Brian Fallow

The Economics Editor of the NZ Herald

Call for stronger competition law

Some services sectors lack rivalry that drives efficiency and productivity gains, says Productivity Commission.

Murray Sherwin says NZ cannot afford to make setting up here too difficult for firms. Photo / Mark Mitchell
Murray Sherwin says NZ cannot afford to make setting up here too difficult for firms. Photo / Mark Mitchell

Information and communication technology unlocks the door to greater productivity for many services firms, the Productivity Commission believes, but more competitive pressure may be needed to shove them through it.

To that end it is recommending a strengthening of competition law, in particular a review of section 36 of the Commerce Act, which deals with the abuse of market power, with a view to making it less lenient.

It is among 25 recommendations in the commission's second interim report on boosting productivity in the services sector. It seeks submissions on the proposals by March 7.

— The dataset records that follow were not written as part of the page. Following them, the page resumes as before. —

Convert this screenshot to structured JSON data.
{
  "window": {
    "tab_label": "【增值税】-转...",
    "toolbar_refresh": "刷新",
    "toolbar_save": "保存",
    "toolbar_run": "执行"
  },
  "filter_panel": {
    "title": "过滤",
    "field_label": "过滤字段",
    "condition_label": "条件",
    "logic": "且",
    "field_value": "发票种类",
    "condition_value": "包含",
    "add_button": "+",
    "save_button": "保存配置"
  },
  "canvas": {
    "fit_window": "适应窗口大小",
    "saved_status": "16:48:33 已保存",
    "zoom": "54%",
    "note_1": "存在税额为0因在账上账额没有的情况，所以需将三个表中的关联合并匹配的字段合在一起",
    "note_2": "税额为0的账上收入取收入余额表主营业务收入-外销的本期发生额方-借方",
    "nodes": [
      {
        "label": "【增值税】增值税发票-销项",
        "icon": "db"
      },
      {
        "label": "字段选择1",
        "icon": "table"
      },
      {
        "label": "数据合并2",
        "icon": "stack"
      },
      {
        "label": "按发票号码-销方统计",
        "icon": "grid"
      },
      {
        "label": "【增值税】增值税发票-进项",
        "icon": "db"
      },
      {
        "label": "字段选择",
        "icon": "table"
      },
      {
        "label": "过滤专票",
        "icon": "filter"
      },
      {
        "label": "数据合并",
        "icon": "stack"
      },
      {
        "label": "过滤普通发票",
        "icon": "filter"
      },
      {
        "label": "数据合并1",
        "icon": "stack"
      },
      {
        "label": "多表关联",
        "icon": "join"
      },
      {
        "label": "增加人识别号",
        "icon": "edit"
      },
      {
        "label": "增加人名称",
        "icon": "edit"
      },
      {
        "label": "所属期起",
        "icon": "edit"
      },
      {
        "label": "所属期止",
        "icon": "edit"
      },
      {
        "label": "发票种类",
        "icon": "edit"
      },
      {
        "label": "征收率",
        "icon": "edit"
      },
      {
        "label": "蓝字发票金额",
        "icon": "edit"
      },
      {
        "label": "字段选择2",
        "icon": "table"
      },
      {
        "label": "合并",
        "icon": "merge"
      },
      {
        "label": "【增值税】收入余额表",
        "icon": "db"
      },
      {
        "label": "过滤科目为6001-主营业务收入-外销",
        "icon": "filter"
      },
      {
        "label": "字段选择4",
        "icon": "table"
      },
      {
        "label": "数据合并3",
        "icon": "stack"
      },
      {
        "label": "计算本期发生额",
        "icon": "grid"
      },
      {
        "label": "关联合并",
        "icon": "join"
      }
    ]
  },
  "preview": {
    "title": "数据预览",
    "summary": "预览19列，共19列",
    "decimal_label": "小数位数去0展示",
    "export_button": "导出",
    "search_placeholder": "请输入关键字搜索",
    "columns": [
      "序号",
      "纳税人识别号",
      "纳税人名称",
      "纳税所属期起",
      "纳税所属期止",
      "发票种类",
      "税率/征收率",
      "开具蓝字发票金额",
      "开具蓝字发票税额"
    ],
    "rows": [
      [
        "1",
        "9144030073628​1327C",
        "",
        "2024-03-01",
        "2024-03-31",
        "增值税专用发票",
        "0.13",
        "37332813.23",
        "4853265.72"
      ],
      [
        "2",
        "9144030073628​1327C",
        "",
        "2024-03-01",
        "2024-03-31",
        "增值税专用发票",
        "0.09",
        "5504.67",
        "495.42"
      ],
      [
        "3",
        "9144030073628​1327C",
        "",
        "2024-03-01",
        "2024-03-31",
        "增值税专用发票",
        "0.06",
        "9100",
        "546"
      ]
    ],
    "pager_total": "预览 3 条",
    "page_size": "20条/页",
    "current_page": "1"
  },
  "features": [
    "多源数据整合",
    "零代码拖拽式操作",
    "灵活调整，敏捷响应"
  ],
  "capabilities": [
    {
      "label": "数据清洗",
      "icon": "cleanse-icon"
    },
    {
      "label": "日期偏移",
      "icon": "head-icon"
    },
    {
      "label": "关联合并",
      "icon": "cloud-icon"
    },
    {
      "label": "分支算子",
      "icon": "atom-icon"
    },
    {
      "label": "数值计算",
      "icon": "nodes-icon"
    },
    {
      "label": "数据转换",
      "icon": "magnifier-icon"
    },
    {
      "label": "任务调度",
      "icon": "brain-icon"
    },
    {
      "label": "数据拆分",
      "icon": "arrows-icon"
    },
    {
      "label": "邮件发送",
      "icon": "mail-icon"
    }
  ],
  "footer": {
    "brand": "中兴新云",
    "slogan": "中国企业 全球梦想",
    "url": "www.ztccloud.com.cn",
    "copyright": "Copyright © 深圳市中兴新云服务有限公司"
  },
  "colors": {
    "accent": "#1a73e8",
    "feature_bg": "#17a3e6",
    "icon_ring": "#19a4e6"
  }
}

It argues that some services sectors lack the intensity of competition that drives efficiency and productivity gains elsewhere and that stronger competition law would help.

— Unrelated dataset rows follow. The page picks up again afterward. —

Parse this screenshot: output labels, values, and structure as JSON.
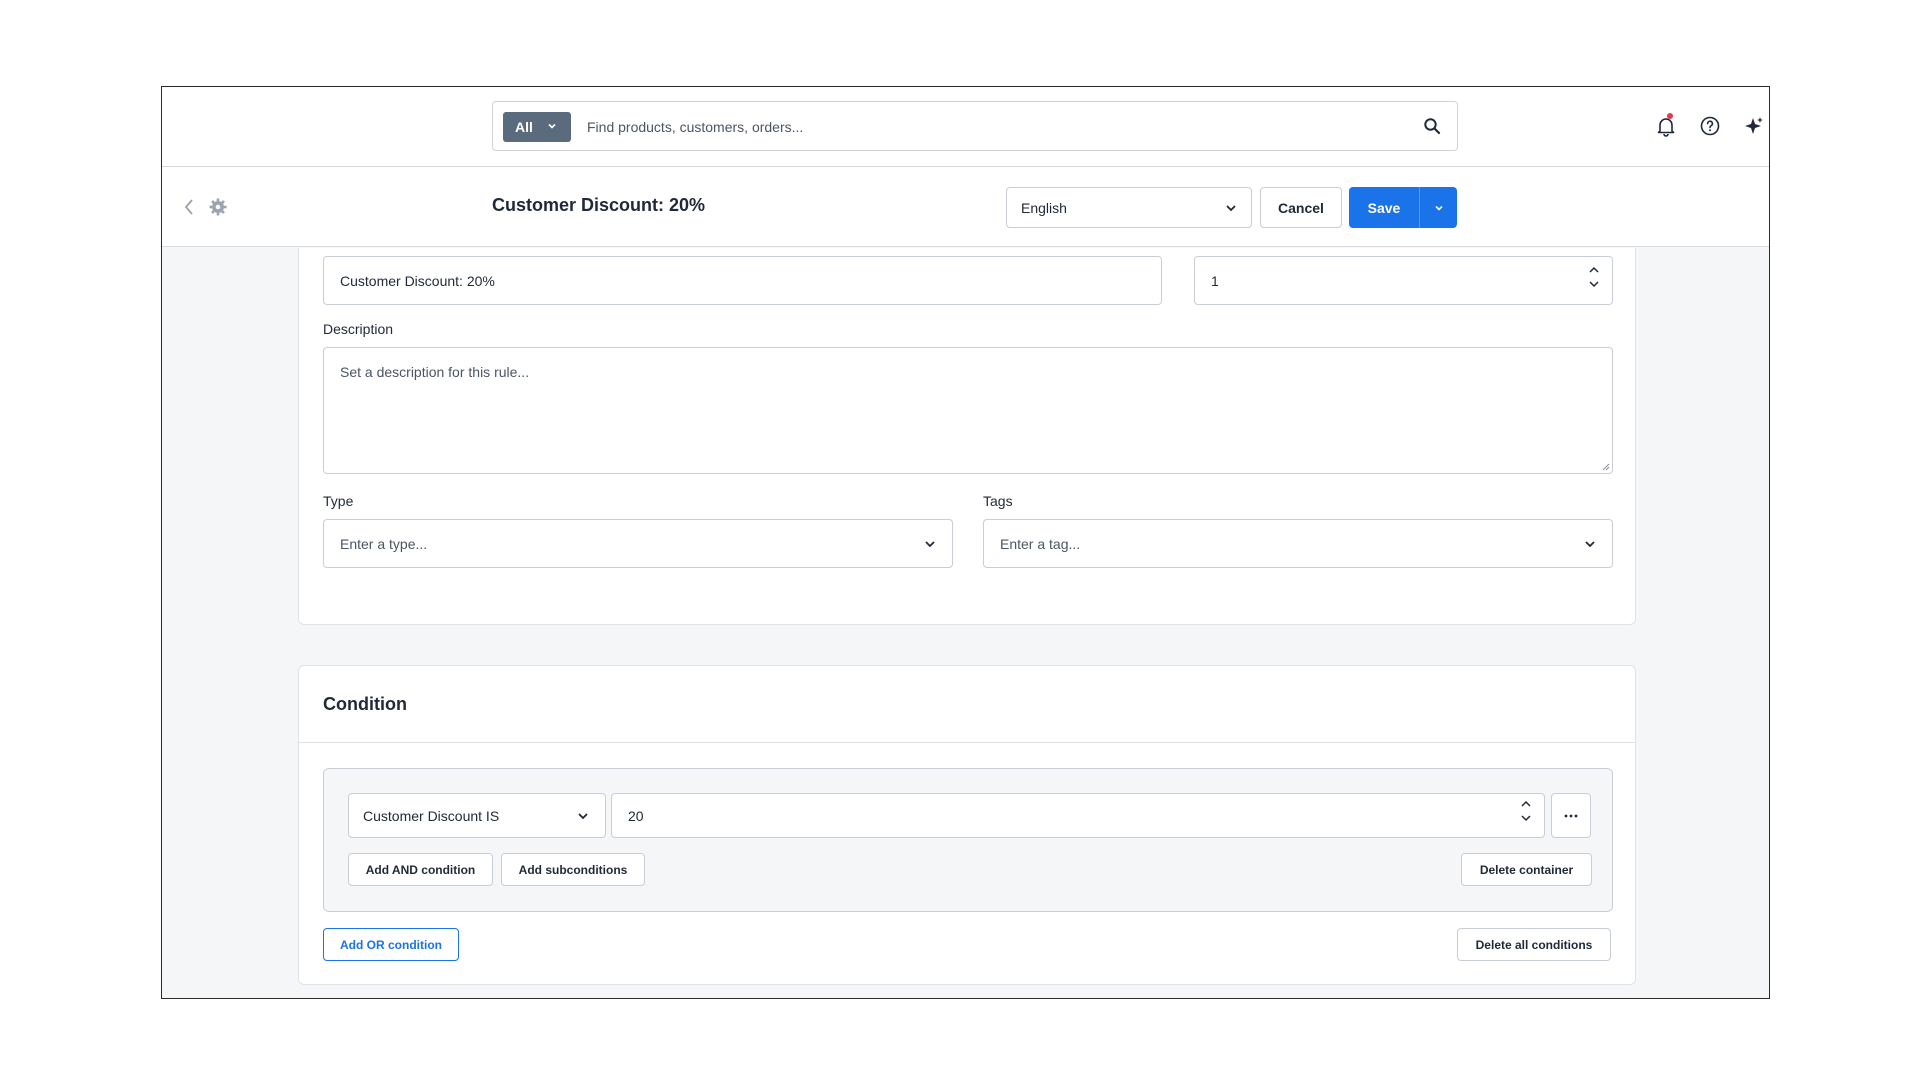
{
  "topbar": {
    "search_scope": "All",
    "search_placeholder": "Find products, customers, orders...",
    "icons": [
      "bell-icon",
      "help-icon",
      "sparkle-icon"
    ]
  },
  "header": {
    "title": "Customer Discount: 20%",
    "language": "English",
    "cancel_label": "Cancel",
    "save_label": "Save"
  },
  "form": {
    "name_value": "Customer Discount: 20%",
    "priority_value": "1",
    "description_label": "Description",
    "description_placeholder": "Set a description for this rule...",
    "type_label": "Type",
    "type_placeholder": "Enter a type...",
    "tags_label": "Tags",
    "tags_placeholder": "Enter a tag..."
  },
  "condition": {
    "title": "Condition",
    "field_value": "Customer Discount IS",
    "value": "20",
    "add_and_label": "Add AND condition",
    "add_sub_label": "Add subconditions",
    "delete_container_label": "Delete container",
    "add_or_label": "Add OR condition",
    "delete_all_label": "Delete all conditions"
  },
  "colors": {
    "primary": "#1a73e8",
    "scope_bg": "#5b6b7e",
    "notification_dot": "#e5384a"
  }
}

The courts have developed a doctrine of relying on a counterfactual test in section 36 cases, under which a firm is only judged to have taken advantage of market power for anti-competitive purposes if it would have behaved differently in a competitive market.

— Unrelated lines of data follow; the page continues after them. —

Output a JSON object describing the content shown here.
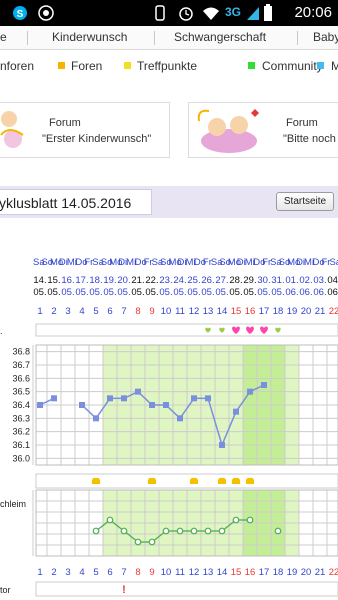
{
  "statusbar": {
    "time": "20:06",
    "network": "3G",
    "icons": [
      "skype-icon",
      "whatsapp-icon",
      "rotation-icon",
      "alarm-icon",
      "wifi-icon",
      "signal-icon",
      "battery-icon"
    ]
  },
  "nav": {
    "items": [
      "e",
      "Kinderwunsch",
      "Schwangerschaft",
      "Baby"
    ]
  },
  "categories": [
    {
      "label": "nforen",
      "color": ""
    },
    {
      "label": "Foren",
      "color": "#f5b400"
    },
    {
      "label": "Treffpunkte",
      "color": "#f0e020"
    },
    {
      "label": "Community",
      "color": "#33dd33"
    },
    {
      "label": "M",
      "color": "#44bbee"
    }
  ],
  "forums": [
    {
      "title": "Forum",
      "name": "\"Erster Kinderwunsch\""
    },
    {
      "title": "Forum",
      "name": "\"Bitte noch"
    }
  ],
  "cycle_sheet": {
    "title": "yklusblatt 14.05.2016",
    "start_button": "Startseite"
  },
  "calendar": {
    "days": [
      "Sa",
      "So",
      "Mo",
      "Di",
      "Mi",
      "Do",
      "Fr",
      "Sa",
      "So",
      "Mo",
      "Di",
      "Mi",
      "Do",
      "Fr",
      "Sa",
      "So",
      "Mo",
      "Di",
      "Mi",
      "Do",
      "Fr",
      "Sa",
      "So",
      "Mo",
      "Di",
      "Mi",
      "Do",
      "Fr",
      "Sa",
      "So",
      "Mo",
      "Di",
      "Mi",
      "Do",
      "Fr",
      "Sa"
    ],
    "dates": [
      "14.",
      "15.",
      "16.",
      "17.",
      "18.",
      "19.",
      "20.",
      "21.",
      "22.",
      "23.",
      "24.",
      "25.",
      "26.",
      "27.",
      "28.",
      "29.",
      "30.",
      "31.",
      "01.",
      "02.",
      "03.",
      "04."
    ],
    "months": [
      "05.",
      "05.",
      "05.",
      "05.",
      "05.",
      "05.",
      "05.",
      "05.",
      "05.",
      "05.",
      "05.",
      "05.",
      "05.",
      "05.",
      "05.",
      "05.",
      "05.",
      "05.",
      "06.",
      "06.",
      "06.",
      "06."
    ],
    "cycle_days": [
      "1",
      "2",
      "3",
      "4",
      "5",
      "6",
      "7",
      "8",
      "9",
      "10",
      "11",
      "12",
      "13",
      "14",
      "15",
      "16",
      "17",
      "18",
      "19",
      "20",
      "21",
      "22"
    ]
  },
  "labels": {
    "temp_axis": [
      "36.8",
      "36.7",
      "36.6",
      "36.5",
      "36.4",
      "36.3",
      "36.2",
      "36.1",
      "36.0"
    ],
    "cervix": "chleim",
    "bottom": "tor",
    "row_mark": "!"
  },
  "chart_data": {
    "type": "line",
    "title": "",
    "xlabel": "",
    "ylabel": "",
    "ylim": [
      35.95,
      36.85
    ],
    "temperature": [
      {
        "day": 1,
        "value": 36.4
      },
      {
        "day": 2,
        "value": 36.45
      },
      {
        "day": 4,
        "value": 36.4
      },
      {
        "day": 5,
        "value": 36.3
      },
      {
        "day": 6,
        "value": 36.45
      },
      {
        "day": 7,
        "value": 36.45
      },
      {
        "day": 8,
        "value": 36.5
      },
      {
        "day": 9,
        "value": 36.4
      },
      {
        "day": 10,
        "value": 36.4
      },
      {
        "day": 11,
        "value": 36.3
      },
      {
        "day": 12,
        "value": 36.45
      },
      {
        "day": 13,
        "value": 36.45
      },
      {
        "day": 14,
        "value": 36.1
      },
      {
        "day": 15,
        "value": 36.35
      },
      {
        "day": 16,
        "value": 36.5
      },
      {
        "day": 17,
        "value": 36.55
      }
    ],
    "fertile_window_days": [
      6,
      19
    ],
    "peak_days": [
      16,
      18
    ],
    "hearts": [
      {
        "day": 13,
        "type": "green"
      },
      {
        "day": 14,
        "type": "green"
      },
      {
        "day": 15,
        "type": "pink"
      },
      {
        "day": 16,
        "type": "pink"
      },
      {
        "day": 17,
        "type": "pink"
      },
      {
        "day": 18,
        "type": "green"
      }
    ],
    "lh_marks_days": [
      5,
      9,
      12,
      14,
      15,
      16
    ],
    "mucus": [
      {
        "day": 5,
        "level": 1
      },
      {
        "day": 6,
        "level": 2
      },
      {
        "day": 7,
        "level": 1
      },
      {
        "day": 8,
        "level": 0
      },
      {
        "day": 9,
        "level": 0
      },
      {
        "day": 10,
        "level": 1
      },
      {
        "day": 11,
        "level": 1
      },
      {
        "day": 12,
        "level": 1
      },
      {
        "day": 13,
        "level": 1
      },
      {
        "day": 14,
        "level": 1
      },
      {
        "day": 15,
        "level": 2
      },
      {
        "day": 16,
        "level": 2
      }
    ],
    "mucus_extra_day": 18,
    "colors": {
      "line": "#7b8fe0",
      "mucus": "#4caf50",
      "fertile": "#e0f6c2",
      "peak": "#c4ee96",
      "red_days": "#e53935",
      "blue_days": "#3344cc"
    }
  }
}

This test is complex, artificial and logically flawed, the commission says.

A review of the provision should take into account the nature of the New Zealand economy - that it is small and competition is often limited - and be mindful of a root and branch review of competition law planned in Australia.

New Zealand firms have been slower to invest in ICT, the transformative technology of our times, than their counterparts in comparable countries and that the level of such investment per capita is substantially lower than in the United States or Britain, the report says.

It cites a Colmar Brunton survey last year which asked firms why they did not invest in ICT.

More than 40 per cent said they were doing fine without new technology; more than 20 per cent were not sure the benefits would outweigh the costs; and a similar proportion wanted to but could not afford to.

Commission chairman Murray Sherwin said: "When we are short of competitive intensity and represent a relatively small market [for foreign firms] we can't afford to put too many obstacles in the way of people wanting to establish a presence here."